Mais ensuite, cela se gâte. Je ne vous en dis pas plus mais j'ai fini ravinée par les larmes, mon homme dans le même état, et il m'a dit en riant : "Encore un choix très pertinent, dans le genre léger !".
Cela dit, nous ne regrettons pas une seconde de l'avoir vu, attention. Et celui-là peut être montré à des adolescents sans crainte. L'humour est là, ce raffinement humain qui escorte les désespoirs de la vie, fidèlement, et nous sauve la vie, nous permet même de survivre, parfois, à l'intolérable, même si on y laisse pas mal de larmes, je vous préviens. "L'humour, c'est la politesse du désespoir", dit Cioran.

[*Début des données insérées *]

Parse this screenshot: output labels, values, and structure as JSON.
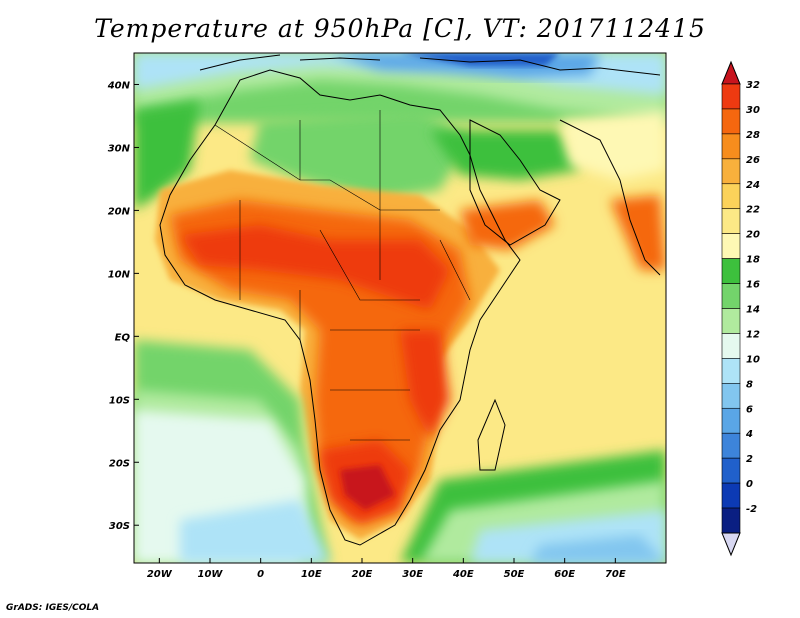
{
  "title": "Temperature at 950hPa [C], VT: 2017112415",
  "credit": "GrADS: IGES/COLA",
  "map": {
    "lon_range": [
      -25,
      80
    ],
    "lat_range": [
      -36,
      45
    ],
    "lon_ticks": [
      {
        "lon": -20,
        "label": "20W"
      },
      {
        "lon": -10,
        "label": "10W"
      },
      {
        "lon": 0,
        "label": "0"
      },
      {
        "lon": 10,
        "label": "10E"
      },
      {
        "lon": 20,
        "label": "20E"
      },
      {
        "lon": 30,
        "label": "30E"
      },
      {
        "lon": 40,
        "label": "40E"
      },
      {
        "lon": 50,
        "label": "50E"
      },
      {
        "lon": 60,
        "label": "60E"
      },
      {
        "lon": 70,
        "label": "70E"
      }
    ],
    "lat_ticks": [
      {
        "lat": 40,
        "label": "40N"
      },
      {
        "lat": 30,
        "label": "30N"
      },
      {
        "lat": 20,
        "label": "20N"
      },
      {
        "lat": 10,
        "label": "10N"
      },
      {
        "lat": 0,
        "label": "EQ"
      },
      {
        "lat": -10,
        "label": "10S"
      },
      {
        "lat": -20,
        "label": "20S"
      },
      {
        "lat": -30,
        "label": "30S"
      }
    ]
  },
  "colorbar": {
    "levels": [
      "32",
      "30",
      "28",
      "26",
      "24",
      "22",
      "20",
      "18",
      "16",
      "14",
      "12",
      "10",
      "8",
      "6",
      "4",
      "2",
      "0",
      "-2"
    ],
    "colors": [
      "#c8141e",
      "#ee3a11",
      "#f5670f",
      "#f78d1d",
      "#f8b03c",
      "#fbd25a",
      "#fce986",
      "#fef8b4",
      "#3dc03d",
      "#73d46b",
      "#b0ea9e",
      "#e5f9ef",
      "#aee3f7",
      "#82c6ef",
      "#5aa6e6",
      "#3d84da",
      "#2060cb",
      "#0c3ab4",
      "#0a1f82",
      "#d8d8f2"
    ]
  }
}
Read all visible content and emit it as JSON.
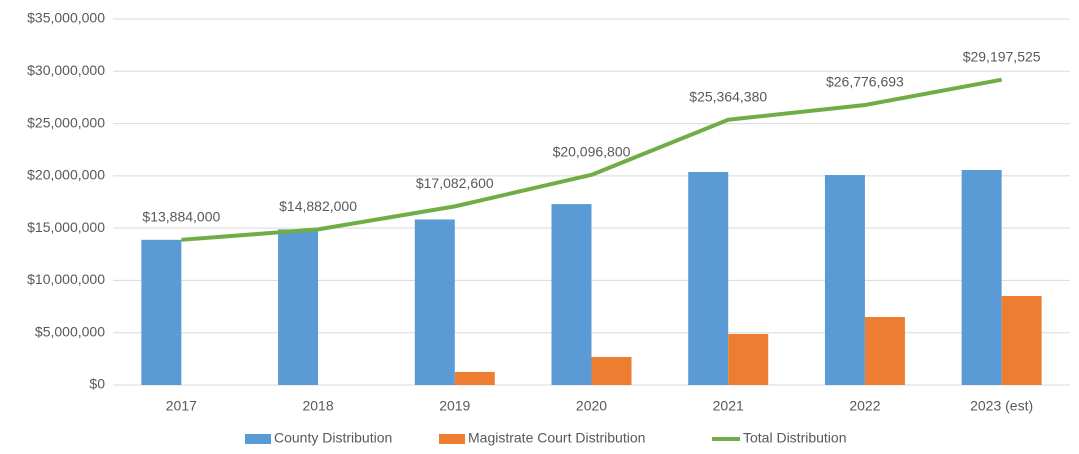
{
  "chart_data": {
    "type": "bar_line",
    "categories": [
      "2017",
      "2018",
      "2019",
      "2020",
      "2021",
      "2022",
      "2023 (est)"
    ],
    "series": [
      {
        "name": "County Distribution",
        "type": "bar",
        "color": "#5b9bd5",
        "values": [
          13884000,
          14882000,
          15830000,
          17300000,
          20370000,
          20080000,
          20560000
        ]
      },
      {
        "name": "Magistrate Court Distribution",
        "type": "bar",
        "color": "#ed7d31",
        "values": [
          null,
          null,
          1250000,
          2680000,
          4880000,
          6500000,
          8510000
        ]
      },
      {
        "name": "Total Distribution",
        "type": "line",
        "color": "#70ad47",
        "values": [
          13884000,
          14882000,
          17082600,
          20096800,
          25364380,
          26776693,
          29197525
        ],
        "value_labels": [
          "$13,884,000",
          "$14,882,000",
          "$17,082,600",
          "$20,096,800",
          "$25,364,380",
          "$26,776,693",
          "$29,197,525"
        ]
      }
    ],
    "ylim": [
      0,
      35000000
    ],
    "yticks": [
      {
        "value": 0,
        "label": "$0"
      },
      {
        "value": 5000000,
        "label": "$5,000,000"
      },
      {
        "value": 10000000,
        "label": "$10,000,000"
      },
      {
        "value": 15000000,
        "label": "$15,000,000"
      },
      {
        "value": 20000000,
        "label": "$20,000,000"
      },
      {
        "value": 25000000,
        "label": "$25,000,000"
      },
      {
        "value": 30000000,
        "label": "$30,000,000"
      },
      {
        "value": 35000000,
        "label": "$35,000,000"
      }
    ],
    "grid": true,
    "legend": "bottom"
  }
}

J'ajouterais à cette définition superbe : un bien précieux, à cultiver sans cesse, à travailler. Un très beau film, mais si vous avez un gros coup de blues, soignez-le d'abord... A moins que ce film n'agisse comme un électrochoc. En bref : faites comme vous voulez !
Maintenant, pour les mélancoliques incurables de la rentrée, un remède judicieux, préalablement testé sur des sujets consentants, les mêmes que précédemment:

C'est une série télé, Medium, à voir en anglais si possible (en français les enfants ont des voix à gifler, ce qui est bien dommage mais fréquent), avec la délicieuse Patricia Arquette. L'ayant ratée au cours de l'année (elle passait à une heure tardive sur M6), je me suis procurée la saison 1 pour les vacances... un petit bonheur.
Le thème : Allison Dubois, jeune femme de trente ans, mère de trois charmantes filles,


Signe particulier : chaque nuit elle cauchemarde et se réveille en sursaut, ce qui réveille du même coup sa moitié. Ces cauchemars, dont la noirceur en général se teinte d'étrangeté et de comique (comme le font nos rêves), sont le démarrage de chaque épisode. La différence avec nos cauchemars, c'est que ceux d'Allison Dubois se réalisent. Ou vont se réaliser. Ou se sont déjà réalisés. Sans compter les morts qui lui parlent à trois heures du matin dans sa chambre à coucher, ceux qui lui murmurent des secrets sur un lieu de crime... on n'aimerait pas être à sa place, ni à celle de son mari, lequel joue à merveille : c'est un mari idéal, plein d'humour et de rationnalisme, très amoureux de sa femme qui se qualifie elle-même de "psychic, or psycho, as you want".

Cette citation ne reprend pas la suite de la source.